Jaws. It’s difficult to imagine life without them. How dull those fearsome beasts depicted in BBC nature programmes would seem.
Yet aeons ago, when the first fish began to swim the seas, they didn’t have jaws. Jaws hadn’t been invented. They emerged unexpectedly from something utterly different – the need for a complex bone structure supporting the gill arch just behind the mouth.
What started for one purpose – helping the fish to breathe – ended up facilitating something completely different: helping it to eat.
Could loyalty schemes be the business world’s equivalent of gill bones? OK, the concept of loyalty is surrounded by intellectual fog and too many marketers invest far too much time and effort on loyalty schemes to the neglect of brands themselves. Nevertheless, visionary marketers could use them to plot a new evolutionary trajectory for their businesses.
We’ve already started exploring the first pathways. The key characteristic of sophisticated schemes is their data generating capability. For many companies, this represents their first opportunity to find out who their customers are and what they buy. The marketing payoffs in terms of segmentation, targeting and relationship building are enormous. But there are many other possibilities of such schemes.
One is a rethink of pricing strategies. Until now, the price weapon has been aggressive, used to poach customers from rivals. And it has left marketers teetering endlessly on the edge of mutually destructive price wars. But by allowing marketers to channel discounts to existing customers, loyalty schemes reverse that dynamic. Price can be used non-aggressively, while making it doubly expensive for competitors to use it as a poaching weapon. Loyalty scheme lingo may be “reward” and “discount” but its true import may be the way it allows competitors to subtly cooperate in making price rises stick.
Another possibility is a recasting of brand and business models. Say you what you like, but the standard model of branding is still production driven. Its rhetoric may be “find out what consumers want and then meet it” but at root it’s all about keeping factories (or stores, or banks) busy. The core is still “what can I make and how can I sell it”.
However, the loyalty scheme’s customer identification and relationship building may allow some firms to migrate to a different model of business – and branding – where the core question is “who are my customers and what can I sell them?”
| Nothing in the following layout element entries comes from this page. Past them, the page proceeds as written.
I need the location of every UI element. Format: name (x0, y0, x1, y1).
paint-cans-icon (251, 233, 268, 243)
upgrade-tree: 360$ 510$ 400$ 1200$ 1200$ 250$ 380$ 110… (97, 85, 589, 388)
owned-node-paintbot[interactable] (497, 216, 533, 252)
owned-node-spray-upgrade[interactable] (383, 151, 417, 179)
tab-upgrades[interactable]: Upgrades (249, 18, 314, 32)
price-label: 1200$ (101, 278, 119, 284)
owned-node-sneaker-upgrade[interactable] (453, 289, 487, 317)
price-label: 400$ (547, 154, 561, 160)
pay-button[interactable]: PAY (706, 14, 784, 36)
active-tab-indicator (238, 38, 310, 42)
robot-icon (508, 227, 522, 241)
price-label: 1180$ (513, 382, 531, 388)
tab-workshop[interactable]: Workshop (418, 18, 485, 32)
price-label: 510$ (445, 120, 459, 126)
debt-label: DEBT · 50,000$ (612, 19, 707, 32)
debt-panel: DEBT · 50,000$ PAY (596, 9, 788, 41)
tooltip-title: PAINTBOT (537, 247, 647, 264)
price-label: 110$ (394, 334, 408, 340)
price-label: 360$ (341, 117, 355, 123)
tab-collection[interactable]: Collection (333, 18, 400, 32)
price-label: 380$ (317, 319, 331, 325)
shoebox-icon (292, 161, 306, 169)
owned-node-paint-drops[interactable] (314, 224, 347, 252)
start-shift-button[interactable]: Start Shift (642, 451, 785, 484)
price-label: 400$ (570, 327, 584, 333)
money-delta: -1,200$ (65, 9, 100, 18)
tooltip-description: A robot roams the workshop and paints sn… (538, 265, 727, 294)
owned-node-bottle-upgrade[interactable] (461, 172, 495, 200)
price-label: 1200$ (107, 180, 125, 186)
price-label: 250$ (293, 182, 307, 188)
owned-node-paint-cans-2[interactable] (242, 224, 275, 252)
Loyalty schemes may also change the way marketers see their business. Until now, their view has been uni-dimensional. Buyers exchange goods and services for money. Now, a second layer has been added. Each transaction is also an exchange of information with a value in its own right.
The question is are you in the business of selling widgets, or exploiting and trading information? If the latter, what does this do for large swathes of the market research industry?
Second question: if what loyalty schemes do is offer customers extra benefits in exchange for information about themselves, what happens when they realise that they are not only buyers of goods but also sellers of information?
It’s inevitable. The most savvy and sought-after consumers will start using this as a bargaining chip. One means of doing so could be a new type of business and brand – a buying club which assembles consumers with a specific interest, say in golf or gardening, and offers firms access to the database in exchange for hefty discounts. We’ve had organised labour. The loyalty scheme may be a midwife of the organised consumer.
There are plenty more potential evolutionary trajectories. Take distribution. Who says schemes are paid for by improved customer retention? Swissair, a member of the Qualiflyer frequent flyer scheme – which embraces a number of airlines, hotels groups, car hire firms, banks, and telecoms operators – has discovered that 30 per cent of miles redeemed come from customers who have never set foot on a Swissair plane before. They’ve been offered as loyalty rewards by Qualiflyer partners and bought from Swissair, often at close to full price.
For Swissair, Qualiflyer has become a new distribution channel, generating margins six times fatter than traditional sales routes. It is a channel with negligible distribution and advertising costs and can save the travel agent’s 30 per cent commission.
Qualiflyer is emerging as a brand in its own right. So may others. Smart, the Shell scheme, was deliberately named and designed to allow it to play down the link with Shell and encompass many partners.
Loyalty schemes are becoming the gravitational field which attracts and keeps alliances of diverse businesses together. When loyalty points become cross-accepted within such consortia they are, what David Birch of Hyperion argues, “the natural migration to private currency” which traps business within its borders just as state currencies did.
“Which brand would you rather be?” he asks. “A brand of baked beans, the supermarket brand that sells them, or the brand of money that buys them?” The big issue then becomes which brands would you trust with your money? Will all the brands maintain their profile?
Or will some – perhaps the scheme brand name itself – begin to take precedence, as Birch suggests? The loyalty scheme may have started out as a means of boosting individual brands’ loyalty, but it may end up having the opposite effect.
One further thought. Loyalty schemes could become a regulatory hot potato. What does the Bank of England think of loyalty points as private currency? And the Inland Revenue about points as incentives; the Accounting Standards Board about scheme databases as assets; and the Data Protection Registrar about predators who identify targets because their scheme data is complementary?
New brand and business models, new distribution and pricing strategies – even new headaches for regulators. Loyalty as a concept may be overblown. But the humble loyalty scheme, like those gill bones, may open up competitive possibilities that none of us has conceived of yet.